Let us consider the issues on a more local basis. Organisations throughout the country are doing great work to support people who are in difficult situations of homelessness. Many of them cite issues in the private rental sector as having an impact on other issues. It is stark to read the annual report of COPE Galway, an organisation that does fantastic work to help people. The annual report from 2015 states the organisation worked with 659 households and that 369 children were affected by homelessness in Galway. The figures include 166 families, 493 single people and seven couples. Those involved tell us the most significant issue is a lack of housing. The impacts of this on the COPE Galway domestic violence services are severe. In 2015 the organisation worked with 380 women and their 180 children who were experiencing domestic violence. COPE Galway provided 780 outreach appointments, 205 court accompaniments and answered 1,100 crisis calls. However, the organisation was unable to accommodate 288 women and 405 children who requested refuge due to a lack of space. I believe this is part of the knock-on effect of the issues in the private rental sector. COPE Galway also does wonderful work with older people and provides older people's services.
There is a section in the COPE Galway annual report on the increasing incidence of family homelessness. There may have been a belief up to some years ago that homelessness only affected people who were down and out. COPE Galway tells us that a total of 56 families, comprising 36 lone-parent families, as well as 20 non-lone-parent families, including 133 children, were provided with emergency accommodation in 2015. This represented a 107% increase on the figure for the previous year, when 27 families, all lone-parent families, including 55 children, were provided with emergency accommodation. COPE Galway has stated the loss of private rented housing was the reason these families became homeless, with most experiencing homelessness for the first time. Many first came into contact with COPE Galway homeless services at the point they had been issued with a notice to quit by their landlord. The planned sale of the property was most often the stated reason. Anecdotally, we know that the notice-to-quit methodology being used by many landlords is actually simply a mechanism to increase rents. That is another reason I am putting forward the case that we need to introduce rent certainty.
I am disappointed that the Government has put forward an amendment. I call on the Government Members to retract the amendment at this stage.

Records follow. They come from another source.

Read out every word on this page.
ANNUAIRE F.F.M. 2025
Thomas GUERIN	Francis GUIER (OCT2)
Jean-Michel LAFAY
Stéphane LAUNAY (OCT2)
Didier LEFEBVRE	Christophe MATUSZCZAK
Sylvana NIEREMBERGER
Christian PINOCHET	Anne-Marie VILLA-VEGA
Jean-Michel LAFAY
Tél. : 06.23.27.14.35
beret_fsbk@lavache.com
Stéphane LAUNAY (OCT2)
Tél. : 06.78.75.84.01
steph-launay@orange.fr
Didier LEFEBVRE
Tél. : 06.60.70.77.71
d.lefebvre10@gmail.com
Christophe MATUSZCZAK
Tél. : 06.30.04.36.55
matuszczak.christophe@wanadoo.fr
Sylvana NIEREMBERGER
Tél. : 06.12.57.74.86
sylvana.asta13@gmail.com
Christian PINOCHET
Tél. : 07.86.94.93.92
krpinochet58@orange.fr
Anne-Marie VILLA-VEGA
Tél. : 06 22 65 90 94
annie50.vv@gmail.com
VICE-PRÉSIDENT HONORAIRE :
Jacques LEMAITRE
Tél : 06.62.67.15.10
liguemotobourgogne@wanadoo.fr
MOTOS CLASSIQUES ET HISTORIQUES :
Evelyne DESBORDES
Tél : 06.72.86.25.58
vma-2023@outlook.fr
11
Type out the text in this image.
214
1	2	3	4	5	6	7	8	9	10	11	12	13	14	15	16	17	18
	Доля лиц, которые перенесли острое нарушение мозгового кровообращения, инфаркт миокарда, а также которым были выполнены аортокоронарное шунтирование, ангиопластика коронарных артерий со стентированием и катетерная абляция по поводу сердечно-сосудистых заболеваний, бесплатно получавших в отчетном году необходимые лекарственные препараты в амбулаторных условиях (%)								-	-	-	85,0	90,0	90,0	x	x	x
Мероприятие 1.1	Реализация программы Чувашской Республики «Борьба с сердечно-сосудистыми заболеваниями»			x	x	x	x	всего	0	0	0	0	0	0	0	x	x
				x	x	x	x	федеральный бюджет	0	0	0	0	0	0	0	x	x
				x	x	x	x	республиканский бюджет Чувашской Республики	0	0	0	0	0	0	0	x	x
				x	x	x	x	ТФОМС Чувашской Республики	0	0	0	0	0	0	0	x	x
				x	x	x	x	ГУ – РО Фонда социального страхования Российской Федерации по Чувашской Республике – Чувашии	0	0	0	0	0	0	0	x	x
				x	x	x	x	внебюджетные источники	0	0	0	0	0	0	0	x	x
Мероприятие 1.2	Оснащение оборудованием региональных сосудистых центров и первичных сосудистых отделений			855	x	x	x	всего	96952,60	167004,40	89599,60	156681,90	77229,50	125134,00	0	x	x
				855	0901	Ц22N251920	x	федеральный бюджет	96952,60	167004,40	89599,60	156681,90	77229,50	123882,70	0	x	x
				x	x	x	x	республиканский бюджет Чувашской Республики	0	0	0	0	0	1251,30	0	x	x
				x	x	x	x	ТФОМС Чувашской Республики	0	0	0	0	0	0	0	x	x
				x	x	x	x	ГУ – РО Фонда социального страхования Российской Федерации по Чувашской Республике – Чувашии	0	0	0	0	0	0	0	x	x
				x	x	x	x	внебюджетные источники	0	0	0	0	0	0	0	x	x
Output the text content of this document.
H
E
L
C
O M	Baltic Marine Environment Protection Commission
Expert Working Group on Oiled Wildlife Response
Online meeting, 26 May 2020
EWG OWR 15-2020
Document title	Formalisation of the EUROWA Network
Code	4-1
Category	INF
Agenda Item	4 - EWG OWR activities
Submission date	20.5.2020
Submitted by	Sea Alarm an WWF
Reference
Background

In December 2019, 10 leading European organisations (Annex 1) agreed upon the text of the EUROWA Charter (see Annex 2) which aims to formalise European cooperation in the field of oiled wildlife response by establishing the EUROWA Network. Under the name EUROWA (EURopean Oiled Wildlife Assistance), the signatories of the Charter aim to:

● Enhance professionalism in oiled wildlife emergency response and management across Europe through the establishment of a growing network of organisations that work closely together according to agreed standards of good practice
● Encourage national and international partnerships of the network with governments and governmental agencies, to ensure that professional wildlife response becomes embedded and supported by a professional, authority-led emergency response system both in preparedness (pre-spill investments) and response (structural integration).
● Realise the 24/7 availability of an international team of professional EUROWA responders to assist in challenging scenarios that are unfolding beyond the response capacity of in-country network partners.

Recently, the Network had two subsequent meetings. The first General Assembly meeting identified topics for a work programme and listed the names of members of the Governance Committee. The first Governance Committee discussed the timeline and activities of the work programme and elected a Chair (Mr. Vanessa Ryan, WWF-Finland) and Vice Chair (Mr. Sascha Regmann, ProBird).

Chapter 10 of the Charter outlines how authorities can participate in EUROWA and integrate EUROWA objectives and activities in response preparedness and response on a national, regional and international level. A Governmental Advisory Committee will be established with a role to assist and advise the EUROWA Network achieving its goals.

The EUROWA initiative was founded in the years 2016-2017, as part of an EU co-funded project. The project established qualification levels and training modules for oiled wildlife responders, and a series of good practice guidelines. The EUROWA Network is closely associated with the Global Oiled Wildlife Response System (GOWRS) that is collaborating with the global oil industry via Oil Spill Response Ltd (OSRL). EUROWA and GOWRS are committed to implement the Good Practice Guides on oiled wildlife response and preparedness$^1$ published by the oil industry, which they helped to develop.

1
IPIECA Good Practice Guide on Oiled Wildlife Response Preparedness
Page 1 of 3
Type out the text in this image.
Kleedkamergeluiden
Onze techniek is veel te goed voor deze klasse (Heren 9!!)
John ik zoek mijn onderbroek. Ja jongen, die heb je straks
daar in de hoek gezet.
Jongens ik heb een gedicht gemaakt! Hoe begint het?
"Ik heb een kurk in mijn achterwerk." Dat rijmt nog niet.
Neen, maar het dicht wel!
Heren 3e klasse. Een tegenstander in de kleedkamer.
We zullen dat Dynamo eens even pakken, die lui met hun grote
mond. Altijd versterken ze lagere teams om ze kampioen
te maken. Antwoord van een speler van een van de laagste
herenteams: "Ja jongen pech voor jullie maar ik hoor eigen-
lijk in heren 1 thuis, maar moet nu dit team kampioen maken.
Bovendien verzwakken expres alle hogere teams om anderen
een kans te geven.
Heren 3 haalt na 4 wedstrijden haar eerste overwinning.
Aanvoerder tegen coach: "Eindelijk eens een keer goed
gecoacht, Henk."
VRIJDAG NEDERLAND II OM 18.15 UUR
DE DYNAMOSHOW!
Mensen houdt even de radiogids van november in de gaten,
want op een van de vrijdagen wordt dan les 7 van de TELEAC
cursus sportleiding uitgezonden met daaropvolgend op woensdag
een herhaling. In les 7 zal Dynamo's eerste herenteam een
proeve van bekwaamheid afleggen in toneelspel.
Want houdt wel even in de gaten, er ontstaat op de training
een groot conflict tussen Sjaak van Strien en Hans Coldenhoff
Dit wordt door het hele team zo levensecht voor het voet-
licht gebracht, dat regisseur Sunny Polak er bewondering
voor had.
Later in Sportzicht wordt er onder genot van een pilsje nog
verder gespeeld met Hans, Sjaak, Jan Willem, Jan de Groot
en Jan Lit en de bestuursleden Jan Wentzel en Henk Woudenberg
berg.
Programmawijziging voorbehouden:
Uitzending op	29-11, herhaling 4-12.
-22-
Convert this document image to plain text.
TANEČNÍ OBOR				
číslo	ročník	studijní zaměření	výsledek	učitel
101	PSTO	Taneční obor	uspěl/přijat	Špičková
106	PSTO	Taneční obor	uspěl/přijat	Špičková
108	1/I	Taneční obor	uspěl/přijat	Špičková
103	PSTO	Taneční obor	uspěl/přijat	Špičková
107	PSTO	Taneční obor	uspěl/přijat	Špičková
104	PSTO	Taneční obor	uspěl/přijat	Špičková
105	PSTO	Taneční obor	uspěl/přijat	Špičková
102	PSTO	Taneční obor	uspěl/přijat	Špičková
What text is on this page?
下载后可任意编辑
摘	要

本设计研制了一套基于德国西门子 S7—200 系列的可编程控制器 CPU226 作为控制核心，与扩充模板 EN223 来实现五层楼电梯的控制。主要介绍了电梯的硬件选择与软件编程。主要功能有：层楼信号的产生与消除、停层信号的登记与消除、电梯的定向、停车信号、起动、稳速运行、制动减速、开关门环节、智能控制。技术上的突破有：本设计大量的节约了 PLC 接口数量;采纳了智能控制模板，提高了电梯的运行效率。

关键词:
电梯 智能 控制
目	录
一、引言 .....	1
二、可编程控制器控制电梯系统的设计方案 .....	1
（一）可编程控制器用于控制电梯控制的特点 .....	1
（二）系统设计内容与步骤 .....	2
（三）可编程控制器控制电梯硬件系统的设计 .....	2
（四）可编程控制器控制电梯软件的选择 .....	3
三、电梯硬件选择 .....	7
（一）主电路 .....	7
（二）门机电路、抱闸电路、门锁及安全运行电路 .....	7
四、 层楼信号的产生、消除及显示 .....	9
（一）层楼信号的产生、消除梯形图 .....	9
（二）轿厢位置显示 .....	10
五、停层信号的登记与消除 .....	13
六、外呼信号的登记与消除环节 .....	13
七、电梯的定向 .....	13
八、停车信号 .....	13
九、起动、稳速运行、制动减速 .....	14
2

I appeal to colleagues across the House to do the right thing on rent certainty. It is actually the right thing for the landlords and tenants. It gives far more certainty. It is a simple act. I hope Members will support the Sinn Féin Bill. Tá súil agam go dtacóidh Fianna Fáil ach go háirithe linn mar tá polasaí Fhianna Fáil chomh maith leis an pholasaí seo againne. Taispeánfaidh muid go bhfuil cumhacht ag an Seanad difríocht a dhéanamh.